Offspring’s Pollyana McIntosh returns as the title character, the “mother” of a brood of inbred savages stalking Maine’s lush forests. After the events at the end of the previous film, her family has been decimated – so rather than craft another tale of unfortunate locals becoming the main course, Ketchum and McKee flip the idea on its ear.
McIntosh – used to being the hunter – becomes the prey when she’s spotted by mild-mannered lawyer Chris Cleek (Sean Bridgers). Cleek captures McIntosh and locks her up in the basement – telling his timid wife and daughter (Angela Bettis and Lauren Ashley Carter) and potentially sociopathic son that they’re going to “fix her.”
You can probably guess where the fixing leads – and it’s not pleasant. As Chris and his son get deeper into this situation, everything in the Cleek household begins to unravel – and Chris’ true character is revealed.
It’s interesting to note that The Woman is technically a sequel to Offspring, yet it hews much closer to another classic Ketchum novel-turned-film, The Girl Next Door. Both films feature a woman chained up in a basement, subjected to some rather unpleasant torture and sex and the hands of supposedly “civilized” people. Unlike The Girl Next Door, though, McIntosh’s character isn’t entirely innocent (she’s killed people, practiced cannibalism, and kidnapped babies, after all). This is an interesting new wrinkle in that it makes it hard to root for anyone in The Woman – especially if you’re familiar with the character from the previous stories.
Of course, the film doesn’t always work – there’s a last act reveal that comes from out of left field and doesn’t work in the way Ketchum and McKee hoped, and while McIntosh is absolutely brilliant as the title character, the film’s other women seem lesser in comparison. Perhaps this is because McIntosh is so good as the feral monster, but for whatever reason, the rest of the female characters feel at least a little flat.

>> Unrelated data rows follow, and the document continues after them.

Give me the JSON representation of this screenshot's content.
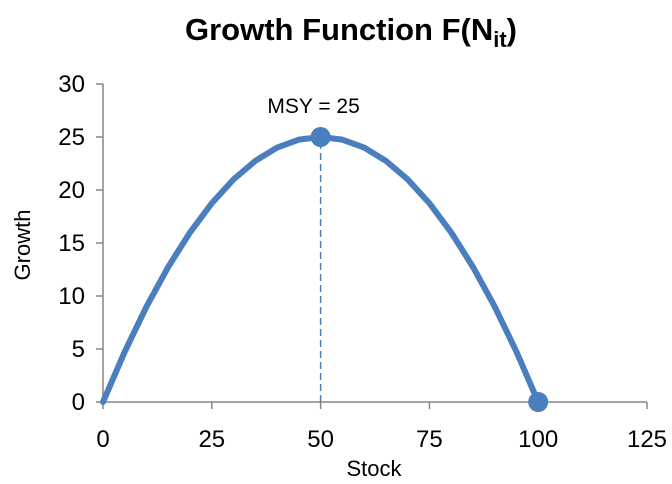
{
  "chart_data": {
    "type": "line",
    "title": {
      "main": "Growth Function F(N",
      "subscript": "it",
      "close": ")"
    },
    "xlabel": "Stock",
    "ylabel": "Growth",
    "xlim": [
      0,
      125
    ],
    "ylim": [
      0,
      30
    ],
    "x_ticks": [
      0,
      25,
      50,
      75,
      100,
      125
    ],
    "y_ticks": [
      0,
      5,
      10,
      15,
      20,
      25,
      30
    ],
    "grid": false,
    "series": [
      {
        "color": "#4a7ebf",
        "x": [
          0,
          5,
          10,
          15,
          20,
          25,
          30,
          35,
          40,
          45,
          50,
          55,
          60,
          65,
          70,
          75,
          80,
          85,
          90,
          95,
          100
        ],
        "y": [
          0,
          4.75,
          9,
          12.75,
          16,
          18.75,
          21,
          22.75,
          24,
          24.75,
          25,
          24.75,
          24,
          22.75,
          21,
          18.75,
          16,
          12.75,
          9,
          4.75,
          0
        ]
      }
    ],
    "markers": [
      {
        "x": 50,
        "y": 25
      },
      {
        "x": 100,
        "y": 0
      }
    ],
    "reference_line": {
      "x": 50,
      "y_from": 0,
      "y_to": 25,
      "style": "dashed"
    },
    "annotation": {
      "text": "MSY = 25",
      "x": 50,
      "y": 25
    }
  }
}
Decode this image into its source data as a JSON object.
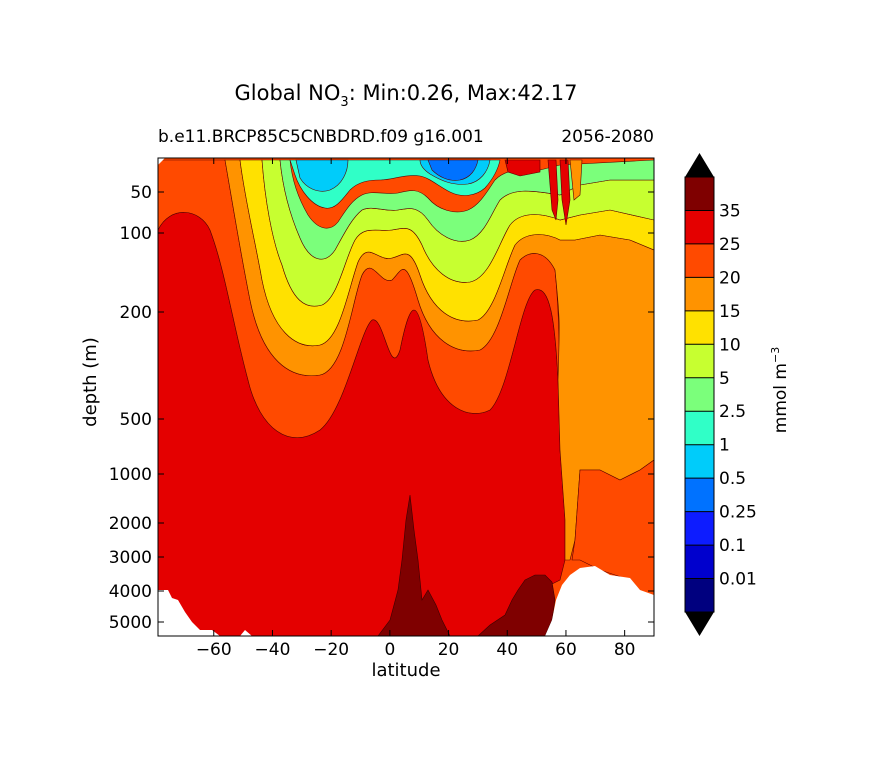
{
  "chart_data": {
    "type": "contour",
    "title_main": "Global NO",
    "title_sub": "3",
    "title_rest": ": Min:0.26, Max:42.17",
    "subtitle_left": "b.e11.BRCP85C5CNBDRD.f09 g16.001",
    "subtitle_right": "2056-2080",
    "xlabel": "latitude",
    "ylabel": "depth (m)",
    "xlim": [
      -79,
      90
    ],
    "ylim": [
      5500,
      10
    ],
    "x_ticks": [
      -60,
      -40,
      -20,
      0,
      20,
      40,
      60,
      80
    ],
    "x_tick_labels": [
      "−60",
      "−40",
      "−20",
      "0",
      "20",
      "40",
      "60",
      "80"
    ],
    "y_ticks": [
      50,
      100,
      200,
      500,
      1000,
      2000,
      3000,
      4000,
      5000
    ],
    "y_tick_labels": [
      "50",
      "100",
      "200",
      "500",
      "1000",
      "2000",
      "3000",
      "4000",
      "5000"
    ],
    "colorbar": {
      "label": "mmol m",
      "label_sup": "−3",
      "levels": [
        0.01,
        0.1,
        0.25,
        0.5,
        1,
        2.5,
        5,
        10,
        15,
        20,
        25,
        35
      ],
      "level_labels": [
        "0.01",
        "0.1",
        "0.25",
        "0.5",
        "1",
        "2.5",
        "5",
        "10",
        "15",
        "20",
        "25",
        "35"
      ],
      "colors": [
        "#00007f",
        "#0000cd",
        "#0d1cff",
        "#0072ff",
        "#00ccfa",
        "#30ffc7",
        "#7bff7b",
        "#c7ff30",
        "#ffe100",
        "#ff9300",
        "#ff4a00",
        "#e40000",
        "#7f0000"
      ],
      "extend": "both"
    },
    "bands": [
      {
        "level": "> 35",
        "color": "#7f0000"
      },
      {
        "level": "25-35",
        "color": "#e40000"
      },
      {
        "level": "20-25",
        "color": "#ff4a00"
      },
      {
        "level": "15-20",
        "color": "#ff9300"
      },
      {
        "level": "10-15",
        "color": "#ffe100"
      },
      {
        "level": "5-10",
        "color": "#c7ff30"
      },
      {
        "level": "2.5-5",
        "color": "#7bff7b"
      },
      {
        "level": "1-2.5",
        "color": "#30ffc7"
      },
      {
        "level": "0.5-1",
        "color": "#00ccfa"
      },
      {
        "level": "0.25-0.5",
        "color": "#0072ff"
      }
    ],
    "missing_color": "#ffffff"
  }
}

Those are the only major negatives one can level at The Woman, though – well, that and the fact that it’s a fairly brutal and unpleasant film guaranteed to upset those with delicate sensibilities. McKee and Ketchum collaborating seems like a match made in Hell – the two men complement each other in ways I didn’t expect going in, but I want more of it now that I’ve seen how their work fits together. Neither talent is interested in making safe or predictable genre fare. These are two men who want to make horror films that hit the audience in uncomfortable places – which is something this field needs desperately.
Horror on the Horizon
There’s only one major theatrical horror release in the coming weeks, but it’s a doozy – the highly anticipated Cabin in the Woods. The Drew Goddard/Joss Whedon production was supposed to be out ages ago, but after numerous delays, audiences can finally experience what critics are hailing as one of those most impressive genre films to emerge in quite some time when it rolls into theaters on Friday, April 13th.

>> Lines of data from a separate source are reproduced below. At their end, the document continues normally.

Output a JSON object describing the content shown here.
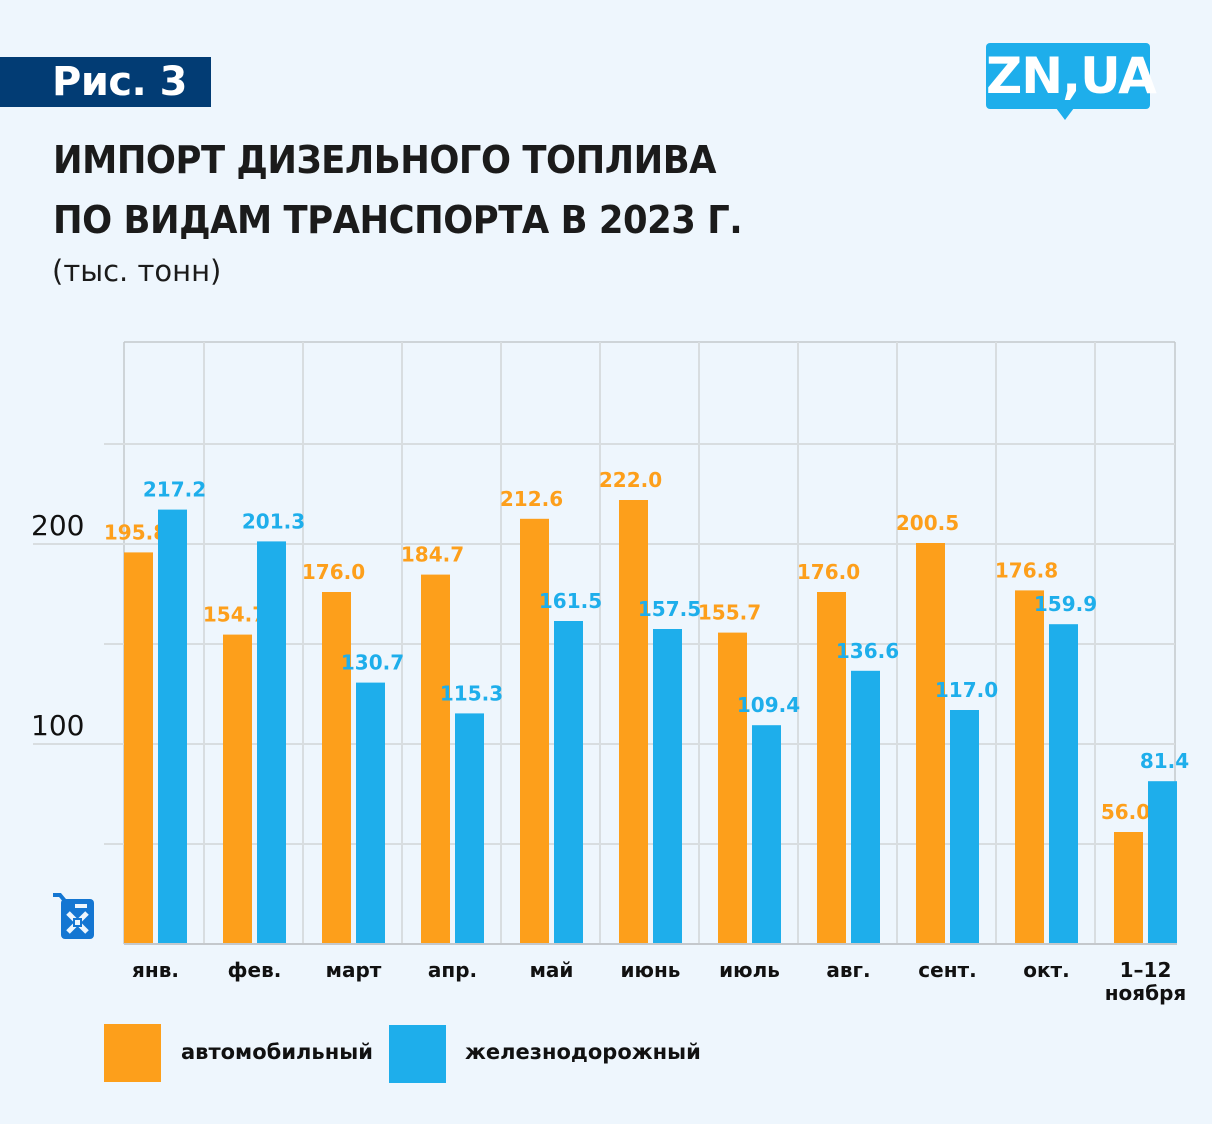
{
  "figure_label": "Рис. 3",
  "logo": {
    "text": "ZN,UA"
  },
  "title_lines": [
    "ИМПОРТ ДИЗЕЛЬНОГО ТОПЛИВА",
    "ПО ВИДАМ ТРАНСПОРТА В 2023 Г."
  ],
  "unit": "(тыс. тонн)",
  "colors": {
    "background": "#eef6fd",
    "badge": "#023c74",
    "logo": "#1eaeeb",
    "road": "#fd9f1b",
    "rail": "#1eaeeb",
    "icon": "#1476d2"
  },
  "icons": {
    "axis_icon": "fuel-canister-icon"
  },
  "chart_data": {
    "type": "bar",
    "title": "ИМПОРТ ДИЗЕЛЬНОГО ТОПЛИВА ПО ВИДАМ ТРАНСПОРТА В 2023 Г.",
    "subtitle": "(тыс. тонн)",
    "xlabel": "",
    "ylabel": "",
    "categories": [
      "янв.",
      "фев.",
      "март",
      "апр.",
      "май",
      "июнь",
      "июль",
      "авг.",
      "сент.",
      "окт.",
      "1–12 ноября"
    ],
    "category_lines": [
      [
        "янв."
      ],
      [
        "фев."
      ],
      [
        "март"
      ],
      [
        "апр."
      ],
      [
        "май"
      ],
      [
        "июнь"
      ],
      [
        "июль"
      ],
      [
        "авг."
      ],
      [
        "сент."
      ],
      [
        "окт."
      ],
      [
        "1–12",
        "ноября"
      ]
    ],
    "series": [
      {
        "name": "автомобильный",
        "color": "#fd9f1b",
        "values": [
          195.8,
          154.7,
          176.0,
          184.7,
          212.6,
          222.0,
          155.7,
          176.0,
          200.5,
          176.8,
          56.0
        ]
      },
      {
        "name": "железнодорожный",
        "color": "#1eaeeb",
        "values": [
          217.2,
          201.3,
          130.7,
          115.3,
          161.5,
          157.5,
          109.4,
          136.6,
          117.0,
          159.9,
          81.4
        ]
      }
    ],
    "ylim": [
      0,
      300
    ],
    "yticks_labeled": [
      100,
      200
    ],
    "gridlines": [
      50,
      100,
      150,
      200,
      250
    ],
    "grid": true,
    "legend_position": "bottom-left"
  }
}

Not much to report on the DVD/Blu-ray front in the coming weeks, either. April 9th sees the Blu-ray debut of Lamberto Bava’s Demons 2, the slightly less awesome sequel to his classic spaghetti gore-fest Demons.
April 16th features a PAL release of William Lustig’s classic Maniac Cop, while the 17th sees the arrival of Xavier Gens’ The Divide – which didn’t exactly earn rave reviews, but does feature Michael Biehn. We’re always down for films with Biehn in leading roles.